Eshel: First of all, we are in more than file servers, which means that the interface is not just the traditional CIFS/NFS. We have a modern interface with the file system share with mobile, user collaboration -- all the features that you would expect from a modern file service.

The second thing has to do with the native integration with cloud. You run a NetApp system in Amazon. We, on the other hand, can run off the Amazon object storage directly. So, all the data is stored in object storage, which is significantly less expensive and much more scalable than the way that NetApp is doing it. We can also do it in a multicloud environment, where you basically could connect to two different clouds. I'm not just talking about NetApp.

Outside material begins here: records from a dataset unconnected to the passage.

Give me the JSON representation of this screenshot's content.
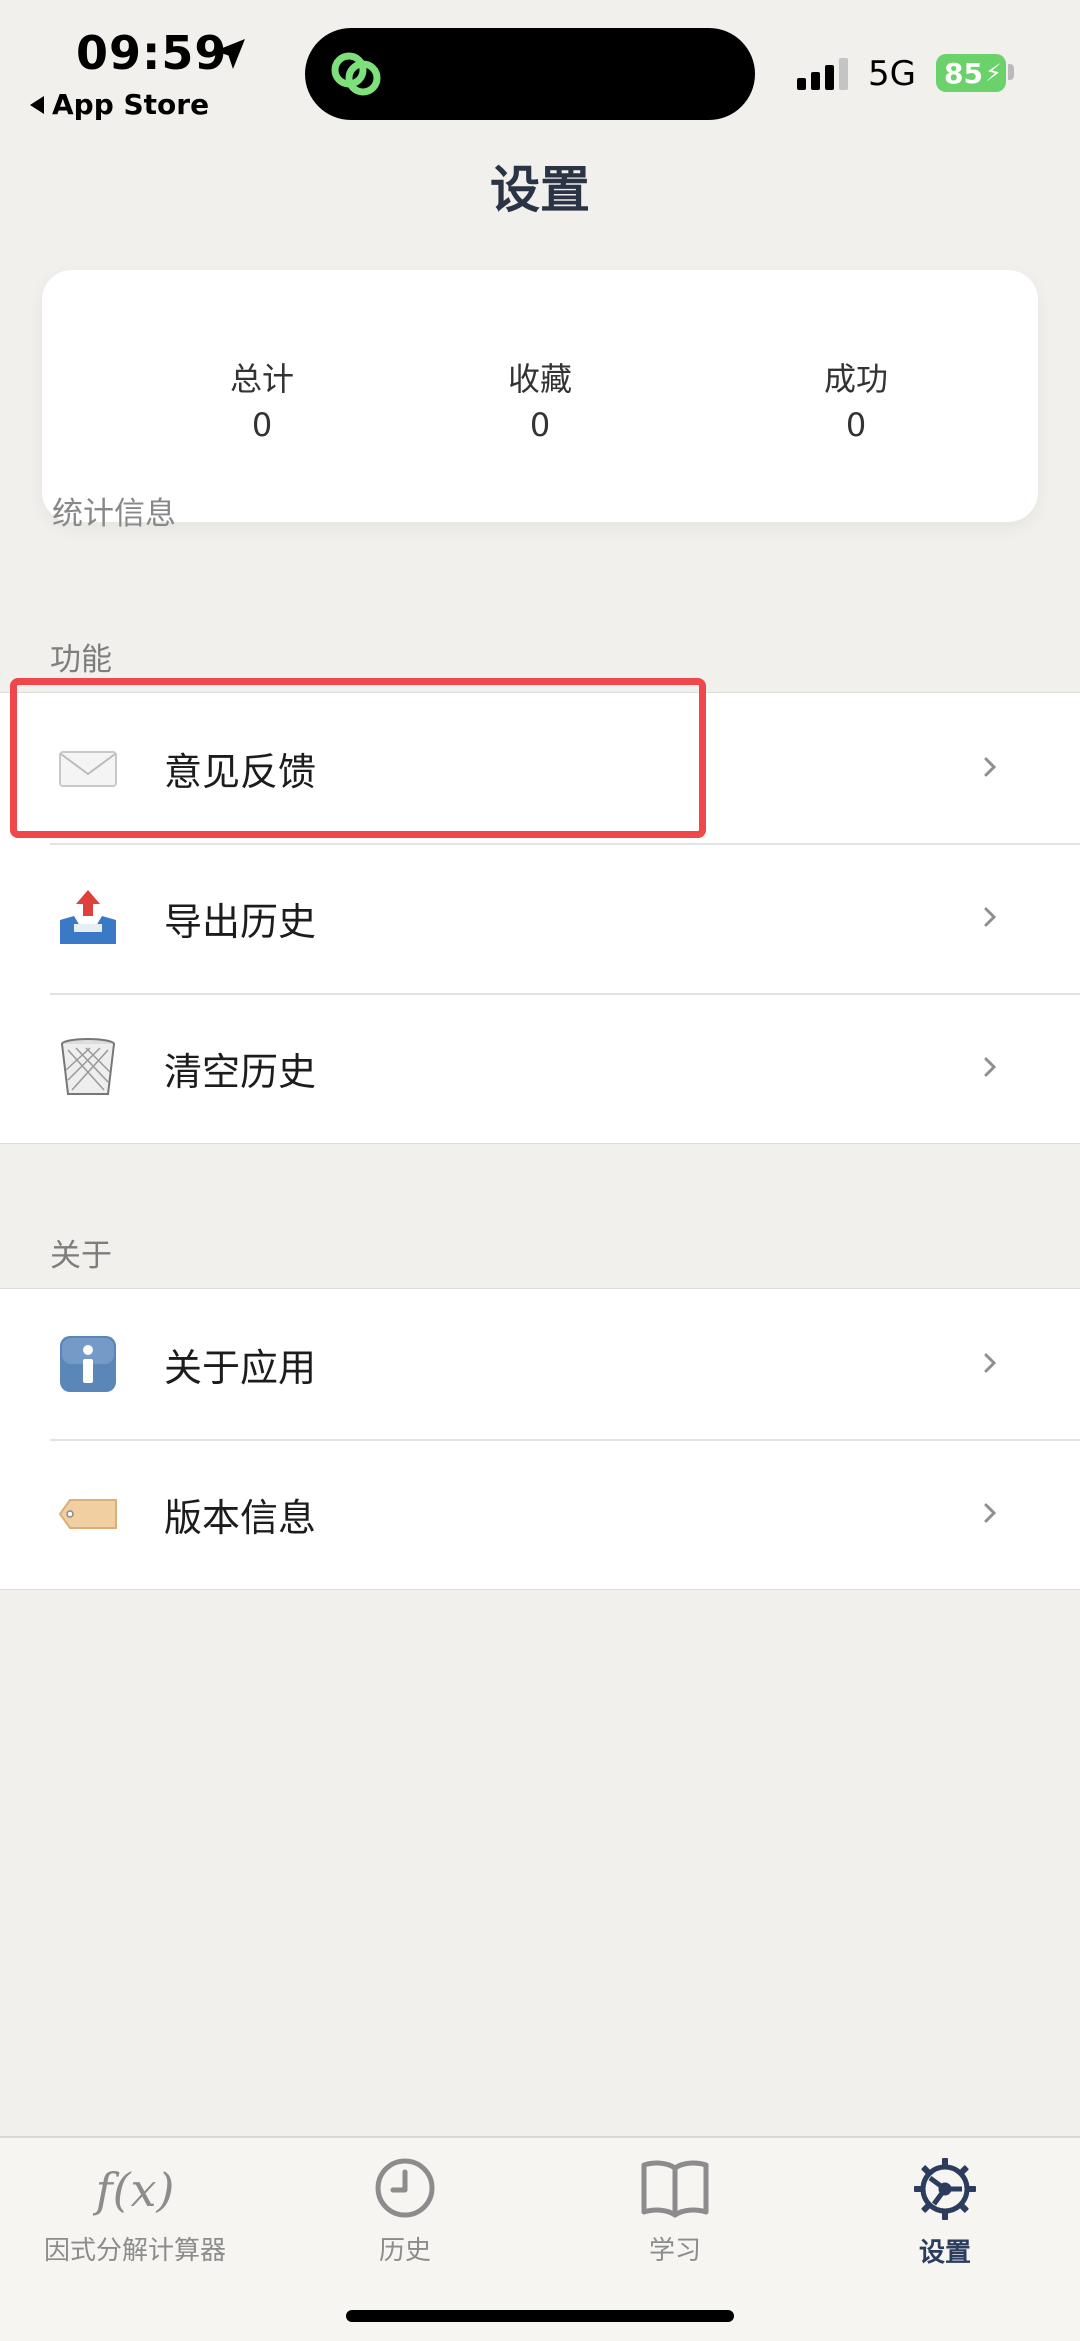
{
  "status_bar": {
    "time": "09:59",
    "back_app": "App Store",
    "network": "5G",
    "battery": "85"
  },
  "page": {
    "title": "设置"
  },
  "stats": {
    "caption": "统计信息",
    "items": [
      {
        "label": "总计",
        "value": "0"
      },
      {
        "label": "收藏",
        "value": "0"
      },
      {
        "label": "成功",
        "value": "0"
      }
    ]
  },
  "sections": {
    "features": {
      "header": "功能",
      "items": [
        {
          "label": "意见反馈",
          "icon": "envelope-icon"
        },
        {
          "label": "导出历史",
          "icon": "outbox-tray-icon"
        },
        {
          "label": "清空历史",
          "icon": "wastebasket-icon"
        }
      ]
    },
    "about": {
      "header": "关于",
      "items": [
        {
          "label": "关于应用",
          "icon": "info-icon"
        },
        {
          "label": "版本信息",
          "icon": "label-tag-icon"
        }
      ]
    }
  },
  "tabbar": {
    "tabs": [
      {
        "label": "因式分解计算器",
        "icon": "function-fx-icon"
      },
      {
        "label": "历史",
        "icon": "clock-icon"
      },
      {
        "label": "学习",
        "icon": "book-icon"
      },
      {
        "label": "设置",
        "icon": "gear-icon",
        "active": true
      }
    ]
  },
  "colors": {
    "highlight": "#f0474c",
    "active_tab": "#2b3c5c",
    "battery": "#6bd26b"
  }
}
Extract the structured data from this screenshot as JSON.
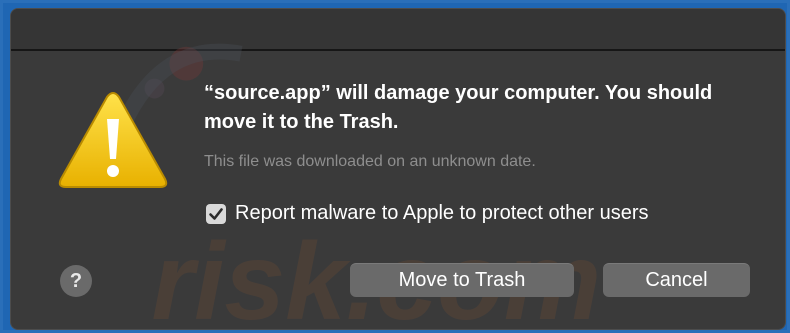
{
  "dialog": {
    "headline": "“source.app” will damage your computer. You should move it to the Trash.",
    "subtext": "This file was downloaded on an unknown date.",
    "report_checkbox": {
      "label": "Report malware to Apple to protect other users",
      "checked": true
    },
    "buttons": {
      "help_label": "?",
      "move_to_trash_label": "Move to Trash",
      "cancel_label": "Cancel"
    }
  },
  "watermark": {
    "text": "risk.com"
  },
  "colors": {
    "background": "#1f66b3",
    "dialog": "#3a3a3a",
    "button": "#6a6a6a",
    "warning_yellow": "#f2c418"
  },
  "icons": {
    "alert": "warning-triangle-icon",
    "checkbox": "checkmark-icon",
    "help": "question-mark-icon"
  }
}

I'm talking to any traditional NAS system as an alternative.

Are you concerned that the major storage vendors will start picking up more of the functionality that you offer?

Eshel: We actually partner with the traditional NAS vendors. We partner with [HPE], IBM, NetApp, because we provide them a software platform that allows us to provide the modern file service that they don't have. From what we see right now, there are big investments being done in object storage, where you see IBM acquiring Cleversafe. You see [HPE] partnering with Scality. NetApp is also investing in object storage technology. And that's complementary to Ctera, because we basically can interface with these object storage systems and provide a combined solution.

What are the most significant customer trends we can expect to see this year?

Eshel: First of all is security. People realize the security risks of cloud are very significant. And the recent hacks -- basically thefts from services like Yahoo, Dropbox, where basically millions and hundreds of millions of accounts were compromised -- I think caused enterprises to pause and to rethink their cloud strategies. Are they willing to move their data to a cloud where the cloud provider manages all the keys and the encryption and the user credentials? And what does it mean if the cloud provider gets hacked? That's one thing that we see.

It's also very closely tied to ransomware, where people are paying a penalty with these hacks. If someone gets access to your credentials, they can basically encrypt the lock and the files of the organization, and it's a file hostage situation, which could be very, very expensive and risky. Customers are looking for more secure solutions where they can control the key management and the encryption and be less vulnerable to such attacks.

The second thing we see is multicloud, where customers are looking for a unified solution that doesn't lock them to just one cloud provider. It gives them the option to control where data is stored -- what stays in the data center and what goes to which cloud provider. It also is tied to regulation and compliance and data sovereignty.

How are you addressing the security concerns?

Eshel: What we say is, 'Here is your virtual private platform. It's not shared with other customers. All the metadata and encryption keys remain with you.' And the entire system can be inside your firewall and inside your VPN. So, for someone to penetrate and access your files, they will need to penetrate your filer, which is equivalent to penetrating to your network ... Just doing encryption is not enough. Many of these services that were hacked in the last year, they're encrypting. But the question is not if you encrypt; it's where do you keep the keys, and who can have access to your keys, and who can have access to your data.